Puno was my first stop in Peru after crossing the border from Bolivia. Like Copacabana in Bolivia, Puno is located next to Lake Titicaca. However, Puno is considerably larger with a population of more than 100,000.
Cruising to the islands of Uros and Taquile is a popular activity for travelers in Puno. A few people had warned me that these cruises were touristy, but I wanted to visit the islands anyway.
Uros is a group of floating reed islands occupied by the Aymara people. My tour group cruised to one of the islands, where we met an Aymara family who showed us how they built homes and rafts out of reeds.

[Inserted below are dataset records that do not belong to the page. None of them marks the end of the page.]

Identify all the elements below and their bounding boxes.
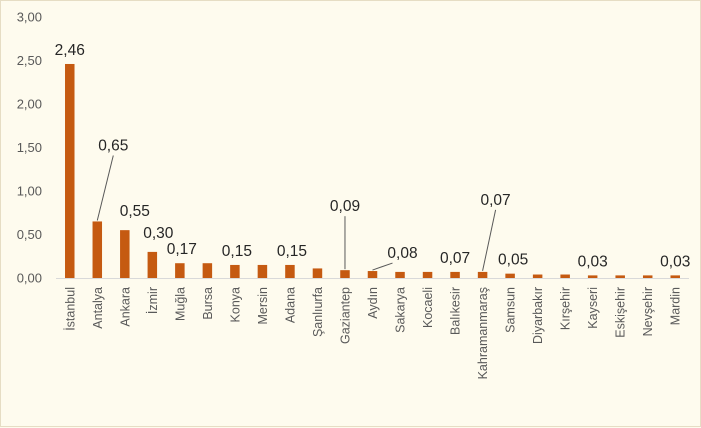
data-label: 0,07 (440, 250, 470, 267)
bar (175, 263, 185, 278)
leader-line (482, 209, 497, 272)
data-label: 0,65 (98, 137, 128, 154)
bar (312, 268, 323, 278)
y-tick-label: 2,00 (17, 97, 42, 112)
bar (532, 274, 543, 278)
bar (642, 275, 653, 278)
y-axis: 0,00 0,50 1,00 1,50 2,00 2,50 3,00 (17, 10, 42, 286)
bar (257, 264, 268, 278)
data-label: 2,46 (55, 42, 85, 59)
bar (477, 271, 488, 278)
y-tick-label: 1,00 (17, 184, 42, 199)
x-tick-label: Adana (283, 287, 297, 323)
x-tick-label: Kırşehir (559, 287, 573, 330)
bar (395, 271, 405, 278)
x-tick-label: Bursa (201, 287, 215, 320)
x-tick-label: Aydın (366, 287, 380, 319)
bar (587, 275, 598, 278)
bars (65, 63, 680, 279)
leader-line (372, 262, 393, 271)
y-tick-label: 3,00 (17, 10, 42, 25)
data-label: 0,07 (481, 192, 511, 209)
bar (340, 270, 350, 278)
bar (65, 63, 75, 279)
data-label: 0,09 (330, 198, 360, 215)
x-tick-label: Ankara (118, 287, 132, 327)
x-tick-label: Antalya (91, 287, 105, 329)
x-tick-label: Şanlıurfa (311, 287, 325, 337)
x-tick-label: Samsun (504, 287, 518, 333)
x-tick-label: Mardin (669, 287, 683, 325)
x-axis: İstanbul Antalya Ankara İzmir Muğla Bursa Kony… (56, 278, 689, 379)
x-tick-label: Sakarya (394, 287, 408, 333)
bar (120, 230, 130, 278)
x-tick-label: Nevşehir (641, 287, 655, 336)
y-tick-label: 0,50 (17, 227, 42, 242)
data-label: 0,15 (222, 243, 252, 260)
data-label: 0,17 (167, 241, 197, 258)
data-label: 0,03 (660, 253, 690, 270)
x-tick-label: Gaziantep (338, 287, 352, 344)
data-label: 0,08 (387, 245, 417, 262)
bar (615, 275, 625, 278)
x-tick-label: Mersin (256, 287, 270, 325)
bar (422, 271, 433, 278)
bar (560, 274, 570, 278)
x-tick-label: İstanbul (63, 287, 77, 331)
data-label: 0,15 (277, 243, 307, 260)
bar (230, 264, 240, 278)
x-tick-label: Konya (228, 287, 242, 322)
bar (92, 221, 103, 278)
bar (285, 264, 295, 278)
x-tick-label: Kocaeli (421, 287, 435, 328)
bar (147, 251, 158, 278)
data-label: 0,05 (498, 252, 528, 269)
bar (367, 271, 378, 278)
data-label: 0,30 (143, 225, 174, 242)
bar (670, 275, 680, 278)
leader-line (96, 155, 114, 221)
x-tick-label: Eskişehir (614, 287, 628, 338)
x-tick-label: Kayseri (586, 287, 600, 329)
data-label: 0,03 (578, 253, 608, 270)
data-labels: 2,46 0,65 0,55 0,300,17 0,15 0,15 0,09 0,08 0,07… (55, 42, 690, 272)
bar (202, 263, 213, 278)
y-tick-label: 1,50 (17, 140, 42, 155)
x-tick-label: Kahramanmaraş (476, 287, 490, 379)
x-tick-label: Muğla (173, 287, 187, 321)
y-tick-label: 2,50 (17, 53, 42, 68)
x-tick-label: Diyarbakır (531, 287, 545, 344)
y-tick-label: 0,00 (17, 271, 42, 286)
x-tick-label: Balıkesir (449, 287, 463, 335)
data-label: 0,55 (120, 203, 150, 220)
bar (505, 273, 515, 278)
bar (450, 271, 460, 278)
x-tick-label: İzmir (146, 287, 160, 314)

We then headed to Taquile to meet a Quechua family. They showed us how they wove and knitted traditional clothing and performed a couple of dances. For the last dance, the youngest member of the family–an adorable young boy–invited me to join. Soon, most of tour group members were out of their seats and stepping to the music.
The family also served us a delicious lunch of quinoa soup (one of my favorite foods from Bolivia and Peru) and trout, a Titicaca specialty.

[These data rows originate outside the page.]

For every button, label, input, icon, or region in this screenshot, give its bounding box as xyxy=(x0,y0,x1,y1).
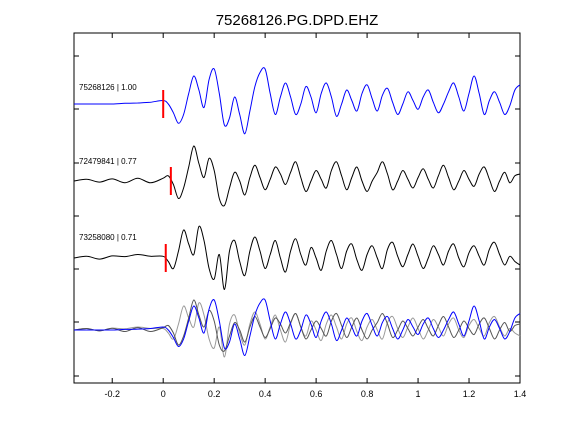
trace-label-73258080: 73258080 | 0.71 xyxy=(79,233,137,242)
trace-labels: 75268126 | 1.00 72479841 | 0.77 73258080 |… xyxy=(79,83,137,242)
trace-label-75268126: 75268126 | 1.00 xyxy=(79,83,137,92)
chart-title: 75268126.PG.DPD.EHZ xyxy=(216,12,379,29)
x-tick-label: -0.2 xyxy=(104,389,120,399)
trace-73258080 xyxy=(73,225,521,291)
trace-75268126 xyxy=(73,67,521,135)
trace-label-72479841: 72479841 | 0.77 xyxy=(79,157,137,166)
pick-markers xyxy=(162,90,172,272)
x-tick-label: 0.4 xyxy=(259,389,272,399)
x-tick-label: 0.6 xyxy=(310,389,323,399)
trace-group xyxy=(73,67,521,291)
overlay-trace-75268126 xyxy=(74,298,521,357)
plot-frame xyxy=(73,32,521,384)
x-axis-ticks: -0.2 0 0.2 0.4 0.6 0.8 1 1.2 1.4 xyxy=(104,33,526,399)
overlay-trace-72479841 xyxy=(73,299,521,352)
x-tick-label: 1.2 xyxy=(463,389,476,399)
x-tick-label: 1 xyxy=(416,389,421,399)
trace-72479841 xyxy=(73,145,521,207)
x-tick-label: 0.8 xyxy=(361,389,374,399)
x-tick-label: 0.2 xyxy=(208,389,221,399)
overlay-group xyxy=(73,298,521,358)
x-tick-label: 0 xyxy=(161,389,166,399)
y-axis-ticks xyxy=(74,55,520,377)
x-tick-label: 1.4 xyxy=(514,389,527,399)
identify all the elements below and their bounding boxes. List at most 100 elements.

We ended the day by walking by the lake. Just like in Bolivia, the views of Titicaca were beautiful.
My cruise was indeed touristy, so you should probably skip it if you’re looking for a more authentic experience. Nonetheless, I enjoyed getting a peek into the histories and cultures of Uros and Taquile.
While Puno isn’t as charming as Copacabana or Isla del Sol, it was worth visiting simply for the addicting empanadas at Ricos Pan. For dinner, I wolfed down cheese and chicken empanadas at a location a couple of blocks from my hostel. They were greasy, fatty, and so, so satisfying.
I attempted some “exercise” by walking around the city center, but I spotted another Ricos Pan a few blocks away. Even though I had eaten just minutes before, I had to pick up another cheese empanada. I don’t care if it’s sad that empanadas are among my fondest memories from Puno; I have no regrets.